Kabar24.com, JAKARTA-- Putri pendiri Yayasan Supersemar, Siti Hediati Hariyadi atau yang akrab disapa Titik Soeharto, mengatakan negara tak seharusnya menuntut ganti rugi kepada yayasan.
Pasalnya, seluruh dana beasiswa berasal dari sisa laba pemerintah, dan sumbangan dana konglomerat.
Titik menampik dana tersebut dialihkan ke bank dan yayasan keluarga ahli waris Presiden RI ke-2 Soeharto.
"Kebetulan penempatannya di Bank Duta yang kolaps. Tapi yang kami kasih bukan uangnya pemerintah, itu uang dari sumbangan pinjaman yayasan kepada swasta," kata Titik di Kompleks Parlemen Senayan, Jumat (14/8/2015).
Menurut dia, Peraturan Presiden tahun 1976 dan Keputusan Menteri Keuangan saat itu menyatakan 5 persen dari sisa laba bank pemerintah dapat digunakan sebagai biaya pendidikan.
Pemerintah menyalurkan dana tersebut melalui Yayasan Supersemar yang didirikan 16 Mei 1974.

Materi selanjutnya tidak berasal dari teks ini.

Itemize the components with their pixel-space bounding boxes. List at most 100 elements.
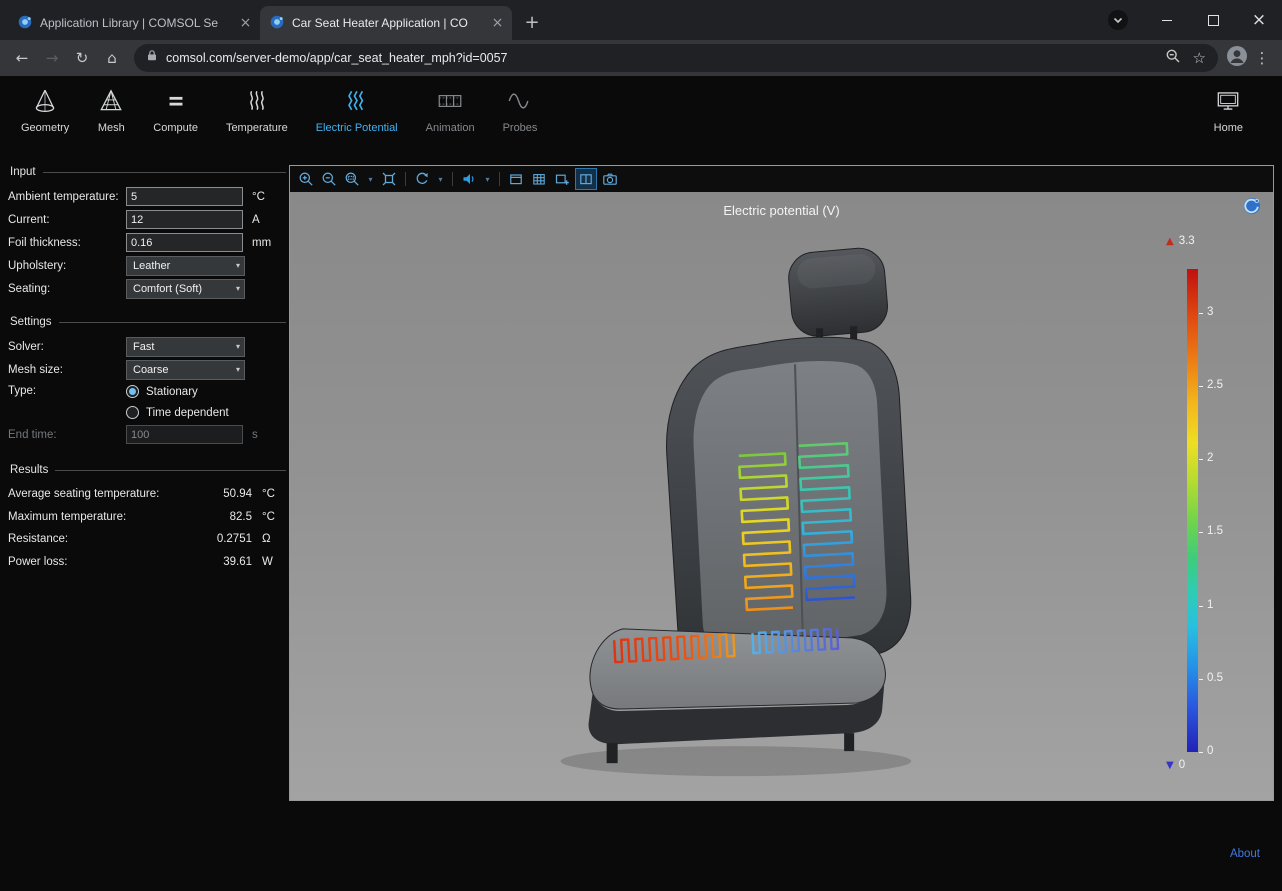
- browser-menu-icon[interactable]: ⋮: [1250, 49, 1274, 67]
- zoom-in-icon[interactable]: [296, 169, 316, 189]
- seating-dropdown[interactable]: Comfort (Soft)▾: [126, 279, 245, 299]
- snapshot-camera-icon[interactable]: [600, 169, 620, 189]
- url-text[interactable]: comsol.com/server-demo/app/car_seat_heat…: [166, 51, 508, 65]
- browser-tab-active[interactable]: Car Seat Heater Application | CO ×: [260, 6, 512, 40]
- plot-viewport[interactable]: Electric potential (V): [290, 192, 1273, 800]
- result-unit: °C: [262, 488, 286, 500]
- ribbon-electric-potential[interactable]: Electric Potential: [305, 84, 409, 137]
- ribbon-temperature[interactable]: Temperature: [215, 84, 299, 137]
- avatar[interactable]: [1226, 45, 1248, 72]
- result-unit: Ω: [262, 533, 286, 545]
- address-bar[interactable]: comsol.com/server-demo/app/car_seat_heat…: [134, 44, 1218, 72]
- ribbon-label: Geometry: [21, 122, 69, 134]
- omnibox-right-icons: ☆: [1165, 48, 1206, 69]
- divider: [59, 322, 286, 323]
- rotate-icon[interactable]: [412, 169, 432, 189]
- solver-dropdown[interactable]: Fast ▾: [126, 337, 245, 357]
- graphics-panel: ▾ ▾ ▾ Electric potential (V): [289, 165, 1274, 801]
- field-row: Solver: Fast ▾: [8, 335, 286, 358]
- ambient-temperature-input[interactable]: [126, 187, 243, 206]
- animation-filmstrip-icon: [436, 87, 464, 118]
- ribbon-mesh[interactable]: Mesh: [86, 84, 136, 137]
- legend-tick-label: 3: [1207, 306, 1213, 318]
- add-plot-icon[interactable]: [552, 169, 572, 189]
- table-icon[interactable]: [529, 169, 549, 189]
- ribbon-probes[interactable]: Probes: [492, 84, 549, 137]
- field-label: Type:: [8, 385, 126, 397]
- min-arrow-icon: ▼: [1166, 760, 1174, 771]
- radio-time-dependent[interactable]: Time dependent: [126, 406, 229, 419]
- browser-home-button[interactable]: ⌂: [98, 44, 126, 72]
- zoom-box-icon[interactable]: [342, 169, 362, 189]
- scene-light-caret[interactable]: ▾: [482, 169, 493, 189]
- tab-close-icon[interactable]: ×: [237, 15, 254, 32]
- browser-tab-inactive[interactable]: Application Library | COMSOL Se ×: [8, 6, 260, 40]
- legend-tick: [1199, 459, 1203, 460]
- field-label: End time:: [8, 429, 126, 441]
- tab-close-icon[interactable]: ×: [489, 15, 506, 32]
- maximize-icon: [1208, 15, 1219, 26]
- field-row: Ambient temperature: °C: [8, 185, 286, 208]
- legend-tick-label: 0.5: [1207, 672, 1223, 684]
- foil-thickness-input[interactable]: [126, 233, 243, 252]
- field-label: Ambient temperature:: [8, 191, 126, 203]
- section-title: Results: [10, 464, 48, 476]
- electric-potential-icon: [343, 87, 371, 118]
- browser-toolbar: ← → ↻ ⌂ comsol.com/server-demo/app/car_s…: [0, 40, 1282, 76]
- zoom-options-caret[interactable]: ▾: [365, 169, 376, 189]
- view-panel-icon[interactable]: [506, 169, 526, 189]
- field-label: Current:: [8, 214, 126, 226]
- field-unit: s: [252, 429, 278, 441]
- ribbon-geometry[interactable]: Geometry: [10, 84, 80, 137]
- reload-button[interactable]: ↻: [68, 44, 96, 72]
- result-label: Resistance:: [8, 533, 194, 545]
- ribbon-label: Temperature: [226, 122, 288, 134]
- current-input[interactable]: [126, 210, 243, 229]
- field-label: Solver:: [8, 341, 126, 353]
- radio-stationary[interactable]: Stationary: [126, 385, 229, 398]
- field-label: Foil thickness:: [8, 237, 126, 249]
- back-button[interactable]: ←: [8, 44, 36, 72]
- mesh-icon: [97, 87, 125, 118]
- chevron-down-icon: ▾: [236, 342, 240, 351]
- legend-min-value: 0: [1179, 759, 1185, 771]
- close-window-button[interactable]: ×: [1236, 0, 1282, 40]
- mesh-size-dropdown[interactable]: Coarse▾: [126, 360, 245, 380]
- legend-tick-label: 0: [1207, 745, 1213, 757]
- ribbon-compute[interactable]: Compute: [142, 84, 209, 137]
- about-link[interactable]: About: [1230, 848, 1260, 860]
- new-tab-button[interactable]: +: [518, 8, 546, 36]
- field-unit: mm: [252, 237, 278, 249]
- ribbon-home[interactable]: Home: [1203, 84, 1254, 137]
- chevron-down-icon: ▾: [236, 284, 240, 293]
- radio-label: Stationary: [146, 386, 198, 398]
- bookmark-star-icon[interactable]: ☆: [1193, 49, 1206, 67]
- tab-search-button[interactable]: [1106, 8, 1130, 32]
- upholstery-dropdown[interactable]: Leather▾: [126, 256, 245, 276]
- tab-title: Car Seat Heater Application | CO: [292, 16, 481, 30]
- minimize-button[interactable]: [1144, 0, 1190, 40]
- dropdown-value: Fast: [133, 341, 154, 353]
- zoom-extents-icon[interactable]: [379, 169, 399, 189]
- forward-button[interactable]: →: [38, 44, 66, 72]
- rotate-options-caret[interactable]: ▾: [435, 169, 446, 189]
- maximize-button[interactable]: [1190, 0, 1236, 40]
- zoom-level-icon[interactable]: [1165, 48, 1181, 69]
- compute-equals-icon: [162, 87, 190, 118]
- zoom-out-icon[interactable]: [319, 169, 339, 189]
- comsol-favicon-icon: [18, 15, 32, 32]
- legend-min-marker: ▼0: [1166, 759, 1185, 771]
- lock-icon[interactable]: [146, 49, 158, 67]
- car-seat-3d-model[interactable]: [290, 192, 1273, 799]
- split-view-icon[interactable]: [575, 168, 597, 190]
- end-time-input: [126, 425, 243, 444]
- field-row: Current: A: [8, 208, 286, 231]
- ribbon-animation[interactable]: Animation: [415, 84, 486, 137]
- legend-max-marker: ▲3.3: [1166, 235, 1195, 247]
- legend-tick: [1199, 679, 1203, 680]
- tab-title: Application Library | COMSOL Se: [40, 16, 229, 30]
- result-value: 39.61: [194, 556, 252, 568]
- section-results: Results: [10, 464, 286, 476]
- scene-light-icon[interactable]: [459, 169, 479, 189]
- ribbon-label: Electric Potential: [316, 122, 398, 134]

"Selama perpres itu hidup kami terima Rp 309 miliar," kata Titik.
Total dana beasiswa yang sudah dikeluarkan yayasan sekitar Rp504 miliar.

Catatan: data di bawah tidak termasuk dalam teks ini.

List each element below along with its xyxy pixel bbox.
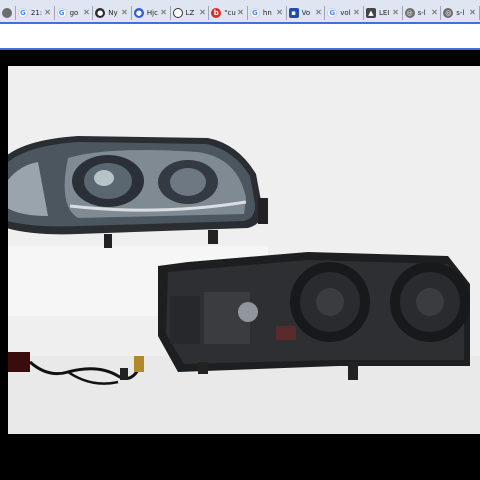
tab-label: s-l: [417, 9, 426, 17]
close-icon[interactable]: [354, 9, 360, 15]
tab-label: vol: [340, 9, 351, 17]
site-icon: ◎: [404, 8, 415, 18]
tab-label: LEI: [378, 9, 390, 17]
tab-label: LZ: [185, 9, 195, 17]
close-icon[interactable]: [238, 9, 244, 15]
tab-9[interactable]: G vol: [325, 6, 364, 20]
tab-label: s-l: [456, 9, 465, 17]
browser-window: G 21: G go ● Ny ● Hjc LZ b "cu G hn ▪ Vo…: [0, 0, 480, 480]
headlight-rear: [158, 252, 470, 380]
tab-label: Ny: [108, 9, 118, 17]
close-icon[interactable]: [199, 9, 205, 15]
tab-label: 21:: [30, 9, 43, 17]
tab-10[interactable]: ▲ LEI: [364, 6, 403, 20]
tab-1[interactable]: G 21:: [16, 6, 55, 20]
tab-12[interactable]: ◎ s-l: [441, 6, 480, 20]
close-icon[interactable]: [470, 9, 476, 15]
tab-11[interactable]: ◎ s-l: [403, 6, 442, 20]
blank-icon: [2, 8, 12, 18]
google-icon: G: [327, 8, 338, 18]
tab-8[interactable]: ▪ Vo: [287, 6, 326, 20]
close-icon[interactable]: [277, 9, 283, 15]
tab-3[interactable]: ● Ny: [93, 6, 132, 20]
google-icon: G: [17, 8, 28, 18]
tab-4[interactable]: ● Hjc: [132, 6, 171, 20]
tab-label: Hjc: [146, 9, 158, 17]
product-photo: [8, 66, 480, 434]
tab-label: go: [69, 9, 79, 17]
site-icon: b: [211, 8, 222, 18]
tab-label: hn: [262, 9, 272, 17]
tab-0[interactable]: [2, 6, 16, 20]
tab-6[interactable]: b "cu: [209, 6, 248, 20]
site-icon: ●: [133, 8, 144, 18]
site-icon: ▲: [365, 8, 376, 18]
close-icon[interactable]: [393, 9, 399, 15]
tab-label: "cu: [224, 9, 236, 17]
toolbar: [0, 22, 480, 50]
tab-label: Vo: [301, 9, 311, 17]
google-icon: G: [56, 8, 67, 18]
close-icon[interactable]: [83, 9, 89, 15]
close-icon[interactable]: [122, 9, 128, 15]
close-icon[interactable]: [315, 9, 321, 15]
close-icon[interactable]: [431, 9, 437, 15]
site-icon: ◎: [443, 8, 454, 18]
tab-7[interactable]: G hn: [248, 6, 287, 20]
tab-2[interactable]: G go: [55, 6, 94, 20]
close-icon[interactable]: [161, 9, 167, 15]
headlight-photo-svg: [8, 66, 480, 434]
site-icon: [172, 8, 183, 18]
google-icon: G: [249, 8, 260, 18]
site-icon: ▪: [288, 8, 299, 18]
image-viewer: [0, 50, 480, 480]
tab-5[interactable]: LZ: [171, 6, 210, 20]
close-icon[interactable]: [45, 9, 51, 15]
site-icon: ●: [95, 8, 106, 18]
tab-bar: G 21: G go ● Ny ● Hjc LZ b "cu G hn ▪ Vo…: [0, 4, 480, 22]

"Itu merupakan CSR bank saat itu. Jadi, tak ada penyalahgunaan dana pemrintah, itu dana yayasan," kata dia.
Keluarga Cendana disebut-sebut harus membayar ganti rugi kepada negara sebesar Rp 4,4 triliun, karena Mahkamah Agung mengabulkan peninjauan kembali yang diajukan Kejaksaan Agung terhadap perkara penyimpangan dana beasiswa Yayasan Supersemar awal Juli lalu.
Kejaksaan menyebut dana yang seharusnya disalurkan kepada siswa dan mahasiswa itu diberikan kepada beberapa perusahaan, di antaranya PT Bank Duta 420 juta dolar AS, PT Sempati Air Rp 13,173 miliar, serta PT Kiani Lestari dan Kiani Sakti Rp 150 miliar. Negara mengajukan ganti rugi materiil 420 juta dollar AS dan Rp 185 miliar serta ganti rugi imateriil Rp 10 triliun.
Putusan Pengadilan
Pada 27 Maret 2008, Pengadilan Negeri Jakarta Selatan memutus Yayasan Supersemar bersalah menyelewengkan dana beasiswa. Putusan itu dikuatkan Pengadilan Tinggi DKI Jakarta. Jaksa yang belum puas kemudian mengajukan kasasi.
Pada 2010, Mahkamah Agung memutuskan Soeharto dan Yayasan Supersemar bersalah melakukan penyelewenangan dana beasiswa. Mahkamah lalu meralat, tergugat yang bersalah hanya Yayasan Supersemar bukan ahli waris keluarga Cendana.
Majelis kasasi saat itu memutuskan Yayasan harus membayar kembali kepada negara sebesar Rp315 juta dolar AS, dengan rincian berasal dari 75 persen dari 420 juta dolar AS dan Rp 139,2 miliar, berasal dari 75 persen dari Rp185,918 miliar.
Persoalan muncul ketika terjadi kesalahan dalam pengetikan putusan. MA tidak menuliskan Rp139,2 miliar, tetapi Rp139,2 juta alias kurang tiga angka nol.
Titik sangsi yayasan mampu membayar ganti rugi dalam waktu delapan hari seperti yang ditetapkan Pengadilan Negeri Jakarta Selatan.
"Yayasan harus bayar uang segitu, sementara uang sudah habis, bangkrut," kata dia.